Tight Ends Expanding Roles in UK's Offensive Scheme
In Saturday’s win at Florida, the Kentucky offense utilized the tight end more than the Cats did in the season opener. And with that, two people close to head coach Mark Stoops became very happy.
“Vince (Marrow) and my mother,” Stoops said on Monday, drawing laughter from the media at his Monday news conference.
When Rich Scangarello was hired as Kentucky’s offensive coordinator, the thought was that the tight end would be more involved with the new system. After all, the San Francisco 49ers, Scangarello’s previous employer, made George Kittle into a Pro Bowler at that same position. The scheme often puts tight ends in motion and/or features tight ends catching the ball or lead blocking. In other words, tight ends are key in this offense.
In game one, the tight ends had limited opportunities to shine as the Cats beat Miami (Ohio). Freshman Jordan Dingle caught two passes for 11 yards. The other reception was by Brendan Bates, and it went for a touchdown.
On Saturday night, the Cats came out of the gate and immediately went to the tight ends. Keaton Upshaw caught two balls for 34 yards. Dingle caught a pair for 29 yards. And Bates hauled in one pass for 11 yards.
Stoops knew that the Cats and Scangarello were taking advantage of what the Florida defense was giving to them.
“We have good players,” Stoops said of his tight ends. “(Getting the ball to the tight ends) fits really well with this offense and again, if everybody is going to play that downhill, there will be some play action in there to keep them honest.”
The Cats have as many as five tight ends who could contribute this season. In addition to Bates, Dingle and Upshaw, there is Izayah Cummings, who was UK’s leading returning pass catcher prior to the season. In addition, true freshman Josh Kattus drew praise from coaches and teammates in fall camp.
Stoops likes what the tight end room can provide, but he also knows that the group, as a whole, has much more to give and lots of room for improvement.
“They helped (in the run game) but they’re still a work in progress,” Stoops said. “We need more out of them.

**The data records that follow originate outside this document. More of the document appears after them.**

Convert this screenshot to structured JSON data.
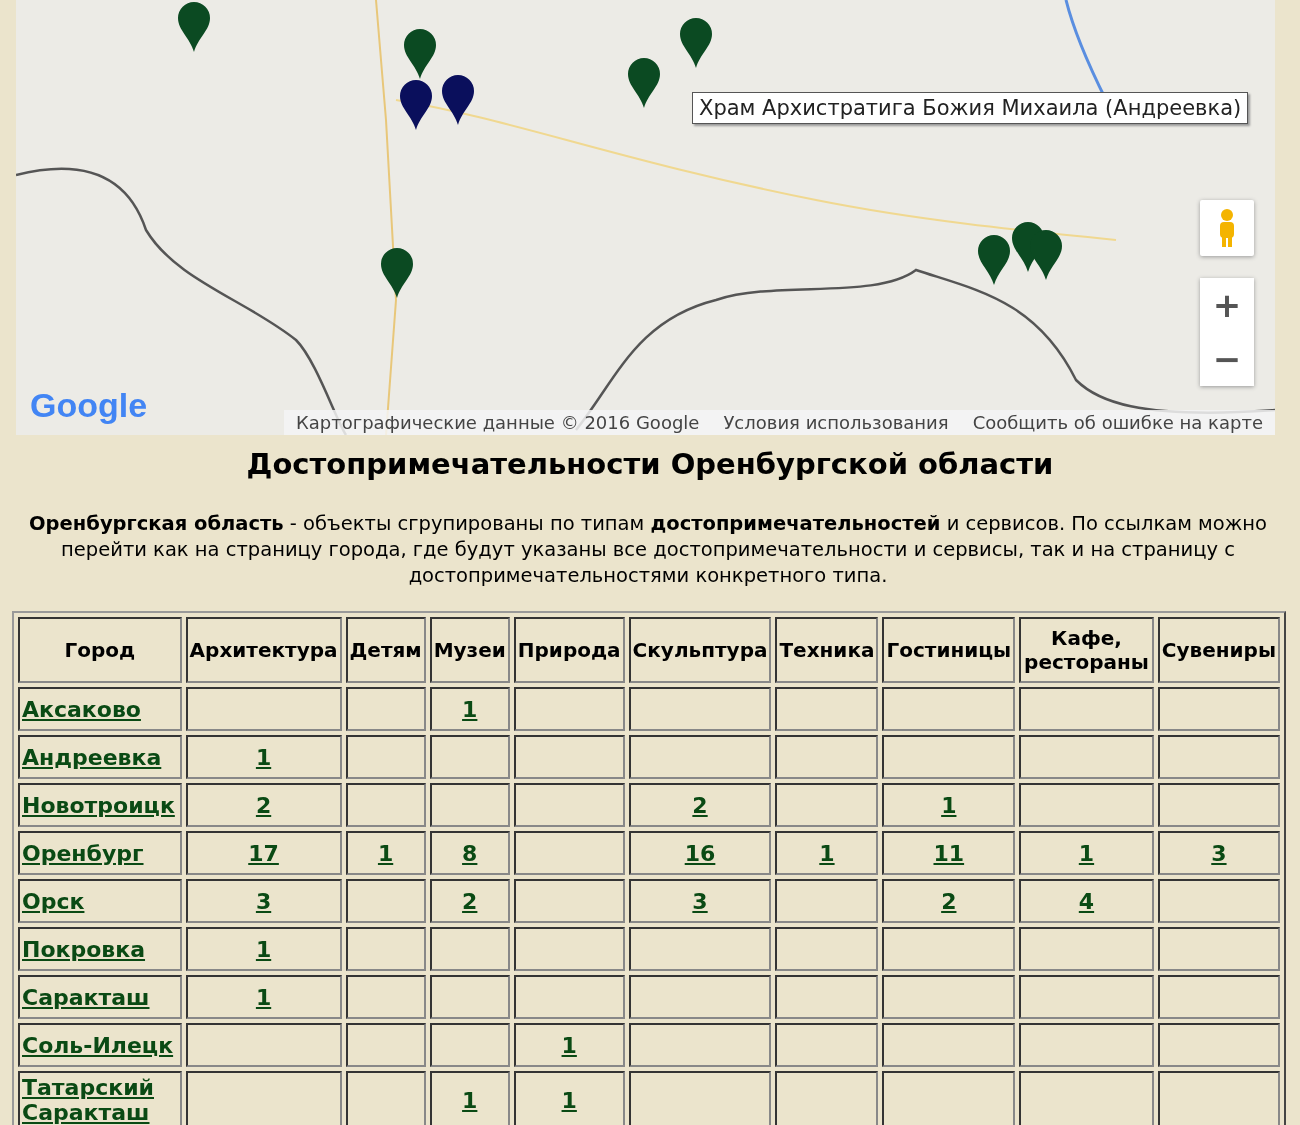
{
  "map": {
    "tooltip": "Храм Архистратига Божия Михаила (Андреевка)",
    "logo": "Google",
    "attribution": [
      "Картографические данные © 2016 Google",
      "Условия использования",
      "Сообщить об ошибке на карте"
    ],
    "zoom_in": "+",
    "zoom_out": "−"
  },
  "title": "Достопримечательности Оренбургской области",
  "intro": "**Оренбургская область** - объекты сгрупированы по типам **достопримечательностей** и сервисов. По ссылкам можно перейти как на страницу города, где будут указаны все достопримечательности и сервисы, так и на страницу с достопримечательностями конкретного типа.",
  "table": {
    "columns": [
      "Город",
      "Архитектура",
      "Детям",
      "Музеи",
      "Природа",
      "Скульптура",
      "Техника",
      "Гостиницы",
      "Кафе, рестораны",
      "Сувениры"
    ],
    "rows": [
      {
        "cells": [
          "Аксаково",
          "",
          "",
          "1",
          "",
          "",
          "",
          "",
          "",
          ""
        ]
      },
      {
        "cells": [
          "Андреевка",
          "1",
          "",
          "",
          "",
          "",
          "",
          "",
          "",
          ""
        ]
      },
      {
        "cells": [
          "Новотроицк",
          "2",
          "",
          "",
          "",
          "2",
          "",
          "1",
          "",
          ""
        ]
      },
      {
        "cells": [
          "Оренбург",
          "17",
          "1",
          "8",
          "",
          "16",
          "1",
          "11",
          "1",
          "3"
        ]
      },
      {
        "cells": [
          "Орск",
          "3",
          "",
          "2",
          "",
          "3",
          "",
          "2",
          "4",
          ""
        ]
      },
      {
        "cells": [
          "Покровка",
          "1",
          "",
          "",
          "",
          "",
          "",
          "",
          "",
          ""
        ]
      },
      {
        "cells": [
          "Саракташ",
          "1",
          "",
          "",
          "",
          "",
          "",
          "",
          "",
          ""
        ]
      },
      {
        "cells": [
          "Соль-Илецк",
          "",
          "",
          "",
          "1",
          "",
          "",
          "",
          "",
          ""
        ]
      },
      {
        "cells": [
          "Татарский Саракташ",
          "",
          "",
          "1",
          "1",
          "",
          "",
          "",
          "",
          ""
        ]
      }
    ]
  }
}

We need to continue to strain, continue to fundamentally play the right way in the run game and blocking schemes, target the right guys and finish blocks, things of that nature.”
Kentucky is still adapting to its new offense and part of that is the larger presence that the tight ends have in this particular scheme. As the learning curve, and the season, continue, this group could grow into an even bigger part of the UK offensive attack.